Competence Center for Machine Learning Rhine-Ruhr

Machine learning is the basis of the digital transformation. Hence, internationally outstanding research and effective transfer into applications is of the utmost importance for a society. Germany and France aim at a collaboration in machine learning research. In this context, the Competence Centre for Machine Learning Rhine-Ruhr (ML2R), funded by the Federal Ministry of Education and Research (BMBF), is now being launched in Dortmund and Bonn/Sankt Augustin.

The TU Dortmund University, the University of Bonn and the Fraunhofer Institutes for Intelligent Analysis and Information Systems IAIS in Sankt Augustin and for Material Flow and Logistics IML in Dortmund will jointly investigate models of machine learning for their understandability, fairness, traceability and robustness and develop new model classes. Distributed learning, learning from data streams, embeddings, knowledge graphs, modern hardware for machine learning, Bayes' approaches to deep learning and interactive data exploration are some of the topics, according to the motto "a good theory is the best practice".

Dortmund has a history of excellent research in machine learning at the Chair of Artificial Intelligence, Prof. Dr. Katharina Morik. The close connection between theory and practice is a leitmotif that was made clear by the first efficient implementation of the support vector machine, SVM_light, by her doctoral student Thorsten Joachims. Similarly, the successful spin-off RapidMiner illustrates that basic research also facilitates practical developments and applications. The Collaborative Research Center 876, "Machine Learning with Resource Restriction," has been uniting for nearly 8 years machine learning and embedded systems. More than 50 PhD students and postdocs as well as the intensive collaboration with the chair for astroparticle physics and the faculty of statistics provide an agile research environment.

We are hiring

We offer doctoral positions in all key aspects, provided that you have outstanding academic performance, a degree in computer science and previous knowledge of machine learning, e.g. by attending relevant courses during your studies or by publications at the respective conferences.

Please send digital applications with the usual documents stating ML2R in the subject to: office@ls8.cs.tu-dortmund.de

Key Activity: Machine Learning and Resource Restrictions

With the availability of more and more data at different locations through the cost-effective use of embedded systems and sensors, new challenges are posed to machine learning.

The competence center investigates models of machine learning for distributed, severely limited computer architectures and evaluates modern hardware with regard to its suitability for machine learning.
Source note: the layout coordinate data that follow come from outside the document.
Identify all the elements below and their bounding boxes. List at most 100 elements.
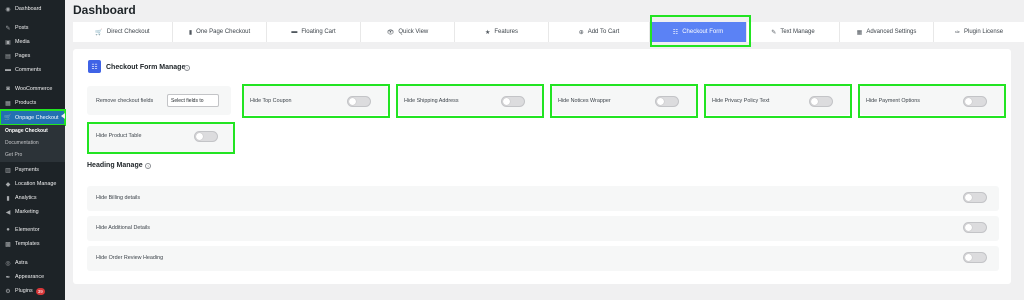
help-icon[interactable]: ? — [184, 65, 190, 71]
section-title-heading-manage: Heading Manage — [87, 162, 143, 169]
tab-direct-checkout[interactable]: 🛒 Direct Checkout — [73, 22, 173, 42]
woo-icon: ◙ — [6, 86, 10, 92]
submenu-item-documentation[interactable]: Documentation — [5, 140, 39, 146]
sidebar-item-label: Plugins — [15, 288, 33, 294]
sidebar-item-comments[interactable]: ▬ Comments — [0, 64, 65, 76]
products-icon: ▦ — [5, 100, 11, 107]
astra-icon: ◎ — [5, 260, 11, 267]
floating-cart-icon: ▬ — [291, 29, 298, 35]
sidebar-item-label: Location Manage — [15, 181, 57, 187]
list-item: Hide Order Review Heading — [87, 246, 999, 271]
admin-sidebar: ◉ Dashboard ✎ Posts ▣ Media ▤ Pages ▬ Comment… — [0, 0, 66, 300]
section-title-checkout-form: Checkout Form Manage — [106, 64, 186, 71]
sidebar-item-label: Onpage Checkout — [15, 114, 59, 121]
tab-label: Add To Cart — [587, 29, 620, 35]
tab-floating-cart[interactable]: ▬ Floating Cart — [267, 22, 361, 42]
hide-notices-wrapper-toggle[interactable] — [655, 96, 679, 107]
tab-label: Checkout Form — [682, 29, 724, 35]
tab-label: Direct Checkout — [106, 29, 150, 35]
toggle-label: Hide Notices Wrapper — [558, 98, 611, 104]
update-count-badge: 39 — [35, 287, 45, 295]
hide-order-review-heading-toggle[interactable] — [963, 252, 987, 263]
sidebar-item-label: Media — [15, 39, 30, 45]
hide-shipping-address-toggle[interactable] — [501, 96, 525, 107]
sidebar-item-label: Pages — [15, 53, 31, 59]
media-icon: ▣ — [5, 39, 11, 46]
tab-label: One Page Checkout — [196, 29, 251, 35]
elementor-icon: ● — [6, 227, 10, 233]
sidebar-item-payments[interactable]: ▥ Payments — [0, 164, 65, 176]
sidebar-item-label: Templates — [15, 241, 40, 247]
toggle-label: Hide Privacy Policy Text — [712, 98, 770, 104]
help-icon[interactable]: ? — [145, 163, 151, 169]
sidebar-item-analytics[interactable]: ▮ Analytics — [0, 192, 65, 204]
cart-icon: 🛒 — [4, 115, 12, 121]
sidebar-item-astra[interactable]: ◎ Astra — [0, 257, 65, 269]
tab-text-manage[interactable]: ✎ Text Manage — [747, 22, 840, 42]
plugins-icon: ⚙ — [5, 288, 11, 295]
sidebar-item-label: Dashboard — [15, 6, 42, 12]
sidebar-item-posts[interactable]: ✎ Posts — [0, 22, 65, 34]
tab-advanced-settings[interactable]: ▦ Advanced Settings — [840, 22, 934, 42]
tab-quick-view[interactable]: 👁 Quick View — [361, 22, 455, 42]
sidebar-item-elementor[interactable]: ● Elementor — [0, 224, 65, 236]
sidebar-item-label: WooCommerce — [15, 86, 53, 92]
pages-icon: ▤ — [5, 53, 11, 60]
sidebar-item-label: Analytics — [15, 195, 37, 201]
tab-label: Quick View — [398, 29, 429, 35]
sidebar-item-pages[interactable]: ▤ Pages — [0, 50, 65, 62]
submenu-item-get-pro[interactable]: Get Pro — [5, 152, 22, 158]
toggle-label: Hide Shipping Address — [404, 98, 459, 104]
row-label: Hide Order Review Heading — [96, 255, 164, 261]
hide-additional-details-toggle[interactable] — [963, 222, 987, 233]
sidebar-item-label: Astra — [15, 260, 28, 266]
toggle-label: Hide Payment Options — [866, 98, 920, 104]
sidebar-item-location-manage[interactable]: ◆ Location Manage — [0, 178, 65, 190]
key-icon: ✑ — [954, 29, 960, 36]
tab-label: Advanced Settings — [866, 29, 917, 35]
sidebar-item-media[interactable]: ▣ Media — [0, 36, 65, 48]
settings-tabs: 🛒 Direct Checkout ▮ One Page Checkout ▬ Flo… — [73, 22, 1024, 42]
tab-label: Features — [494, 29, 519, 35]
page-title: Dashboard — [73, 3, 136, 17]
sidebar-item-marketing[interactable]: ◀ Marketing — [0, 206, 65, 218]
sidebar-item-label: Marketing — [15, 209, 39, 215]
list-item: Hide Additional Details — [87, 216, 999, 241]
tab-add-to-cart[interactable]: ⊕ Add To Cart — [549, 22, 650, 42]
marketing-icon: ◀ — [5, 209, 11, 216]
file-icon: ▮ — [188, 29, 193, 36]
tab-label: Plugin License — [964, 29, 1004, 35]
submenu-item-onpage-checkout[interactable]: Onpage Checkout — [5, 128, 48, 134]
templates-icon: ▩ — [5, 241, 11, 248]
tab-plugin-license[interactable]: ✑ Plugin License — [934, 22, 1024, 42]
tab-label: Floating Cart — [301, 29, 336, 35]
hide-privacy-policy-toggle[interactable] — [809, 96, 833, 107]
hide-payment-options-toggle[interactable] — [963, 96, 987, 107]
tab-label: Text Manage — [780, 29, 815, 35]
sidebar-item-plugins[interactable]: ⚙ Plugins 39 — [0, 285, 65, 297]
tab-checkout-form[interactable]: ☷ Checkout Form — [650, 22, 747, 42]
sidebar-item-products[interactable]: ▦ Products — [0, 97, 65, 109]
hide-top-coupon-toggle[interactable] — [347, 96, 371, 107]
sidebar-item-appearance[interactable]: ✒ Appearance — [0, 271, 65, 283]
payments-icon: ▥ — [5, 167, 11, 174]
hide-billing-details-toggle[interactable] — [963, 192, 987, 203]
sidebar-item-templates[interactable]: ▩ Templates — [0, 238, 65, 250]
sidebar-submenu: Onpage Checkout Documentation Get Pro — [0, 125, 65, 162]
analytics-icon: ▮ — [6, 195, 10, 202]
sidebar-item-woocommerce[interactable]: ◙ WooCommerce — [0, 83, 65, 95]
form-icon: ☷ — [88, 60, 101, 73]
remove-fields-select[interactable]: Select fields to — [167, 94, 219, 107]
toggle-label: Hide Product Table — [96, 133, 142, 139]
form-icon: ☷ — [672, 29, 679, 36]
star-icon: ★ — [484, 29, 491, 36]
sidebar-item-label: Comments — [15, 67, 42, 73]
comments-icon: ▬ — [5, 67, 11, 73]
row-label: Hide Additional Details — [96, 225, 150, 231]
eye-icon: 👁 — [386, 29, 395, 36]
hide-product-table-toggle[interactable] — [194, 131, 218, 142]
tab-features[interactable]: ★ Features — [455, 22, 549, 42]
sidebar-item-dashboard[interactable]: ◉ Dashboard — [0, 3, 65, 15]
tab-one-page-checkout[interactable]: ▮ One Page Checkout — [173, 22, 267, 42]
sidebar-item-onpage-checkout[interactable]: 🛒 Onpage Checkout — [0, 109, 66, 126]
In this context, learning methods are examined and, if necessary, adapted with regard to their feasibility on so-called ultra-low-power (ULP) architectures.

If existing devices do not have the necessary functions with low resource requirements, new hardware for machine learning is designed using Field Programmable Gate Arrays (FPGAs), in order to adapt model and hardware to each other. Models are adapted by model compression, regularization, parameter sharing and numerical approximation.

In recent years, Quantum Computing has experienced considerable growth not only in the construction of quantum hardware, but also in the development of quantum algorithms. With the increasing availability of more and more qubits and high fidelity quantum gates, the development of algorithms for understanding the performance of these machines has become more and more important, and the research topics in the competence center are linked to current work on the implementation of probabilistic models with quantum annealing as well as to approximate inference in probabilistic models using quantum annealing.

The Chair of Artificial Intelligence has access to NASA Ames Research Center's D-Wave Quantum Antennas for practical testing of new methods.

Key Activity: Interactive Modeling

Exploration of large amounts of data requires real-time analyses to give the data scientist an overview of the data and help her to form, refine or annotate hypotheses; projections of high-dimensional data, non-negative matrix factorization, spatio-temporal models and outlier detection are unsupervised methods; active Learning involves the user to annotate some data; transfer learning can be used to make suggestions to users for further analysis steps; sampling and counterfactual modeling facilitate interactive tests that then take the user to further analysis steps.

Key Activity: Curating and Certification

The theory of machine learning must show more than runtime and memory requirements; proven guarantees of energy consumption, runtime complexity, memory requirements, error limits, privacy, example complexity of models of learning are important for the deployment of learned models. The insights into resource consumption and proven guarantees can then be converted into comprehensible labels analogous to the energy labels for household appliances. Properties of models and algorithms of machine learning should thus become comprehensible.

Based on the curated data, the components of learning process, i.e., data preprocessing, feature extraction, modeling, model validation and application are to be described in such a way that analysis processes can be easily adapted and partly automatically obtained from existing processes.